Pour remplir ces différentes vues, le premier moyen devoit être la publication d’un journal, qui ne fut point une collection de nouvelles, de faits et de pièces, mis au jour sans choix et sans liaison, à mesure qu’ils se présentent ; mais plutôt un recueil de mémoires sur les diverses parties, et surtout l’ensemble de l’économie sociale, ou même d’observations sur les événemens qui intéressent les principes et les progrès de cette science, aussi nouvelle qu’elle est étendue.

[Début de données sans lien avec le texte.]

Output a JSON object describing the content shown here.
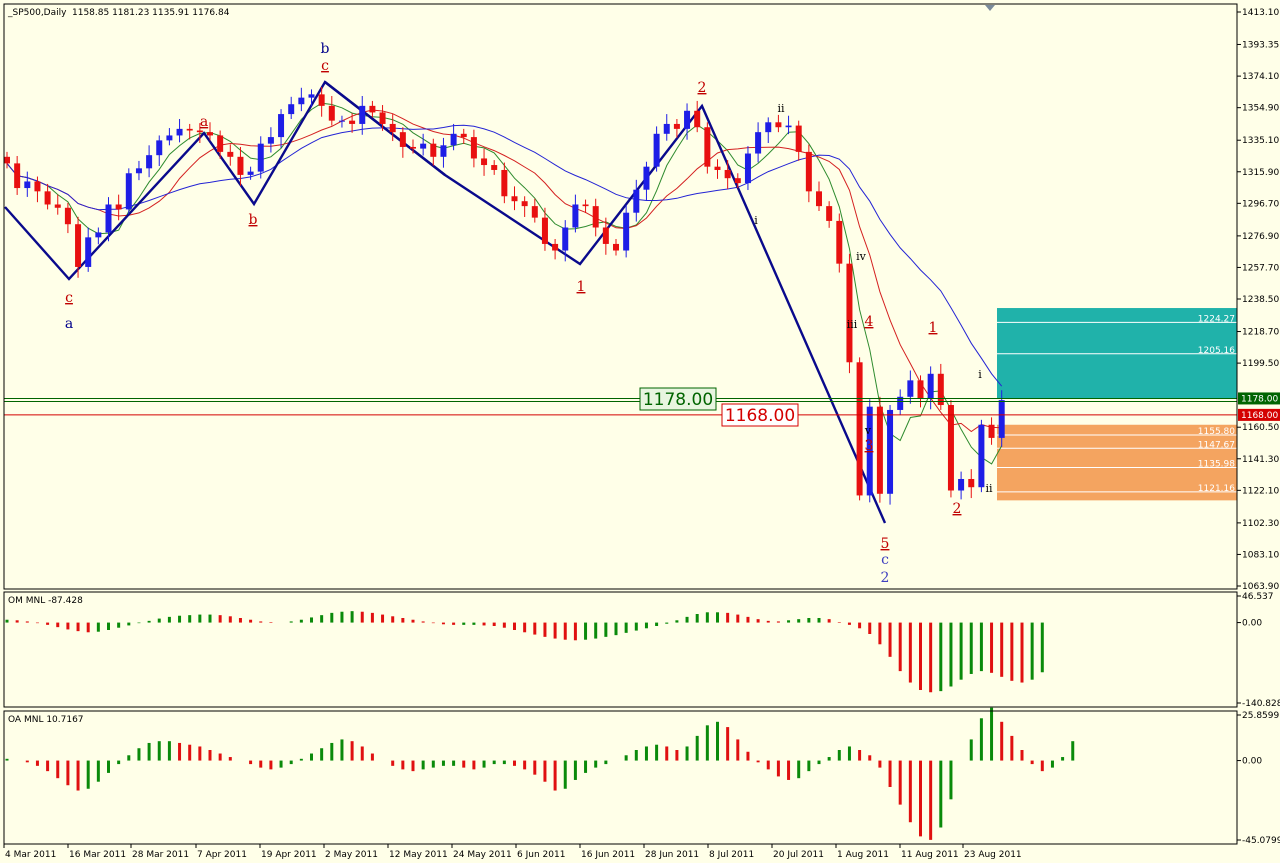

Le journal de la Société de 1789 a été conçu dans cette idée. Il sera divisé en cinq chapitres, dont les titres différens indiquent les divers objets.


Chapitre premier.

Art social.

Ce chapitre contiendra des dissertations, des mémoires, des remarques sur les principes des constitutions, des corps législatifs, des gouvernemens, des administrations, sur l’agriculture, le commerce, les finances, l’enseignement public, sur les loix et les tribunaux ; enfin sur tous les élémens du système social, et sur leur accord avec le vœu de la nature et le bonheur des hommes.


Chapitre II.

Correspondance nationale.

On y rendra-compte des travaux des différences sociétés patriotiques, ainsi que des établissemens publics qui se formeront dans tous les départemens du royaume. Les difficultés qui se présenteront dans l’exécution des loix qui vont régir la France ; soit relativement à l’organisation actuelle du royaume, ou sous tout autre rapport, y seront exposées, discutées, et on essaiera de les résoudre, d’après les principes constitutifs du nouveau droit public françois, et surtout d’après les règles invariables puisées dans la nature des choses et dans les droits des citoyens.


Chapitre III.

Correspondance étrangère.

Les principaux événemens politiques qui intéressent les deux hémisphères, les traités, les forces respectives et les vues présumées des puissances ; la situation actuelle, tant intérieure qu’extérieure, des différentes nations, surtout leur avancement dans l’art social ; l’utilité et les dangers de leurs institutions particulières y seront présentés, en considérant les intérêts des gouvernemens, sur-tout dans leur rapport avec l’intérêt des gouvernés, et les relations des cabinets dans leur influence sur le bonheur ou le malheur des peuples.


Chapitre IV.

Assemblée nationale.

Sans s’astreindre à la marche de ses travaux, on en donnera les résultats les plus importans, on en développera les principes, soit en présentant, par une analyse rapide, le tableau de la discussion contradictoire, soit en expliquant l’esprit des décrets par de nouvelles considérations.


Chapitre V.

Variétés.

Une notice des ouvrages utiles dans toutes les langues, les encouragemens à donner aux arts et aux talens, en France et chez l’étranger, la description et le dessin des machines et des découvertes les plus remarquables ; enfin différens morceaux de morale ou de philosophie, où le précepte sera revêtu des formes et des couleurs de l’imagination, entreront dans ce chapitre. On y proposera aussi quelquefois des questions sur divers points de législation et d’économie politique : on publiera, soit en détail, soit par analyse, les diverses opinions propres à répandre la lumière sur ces questions.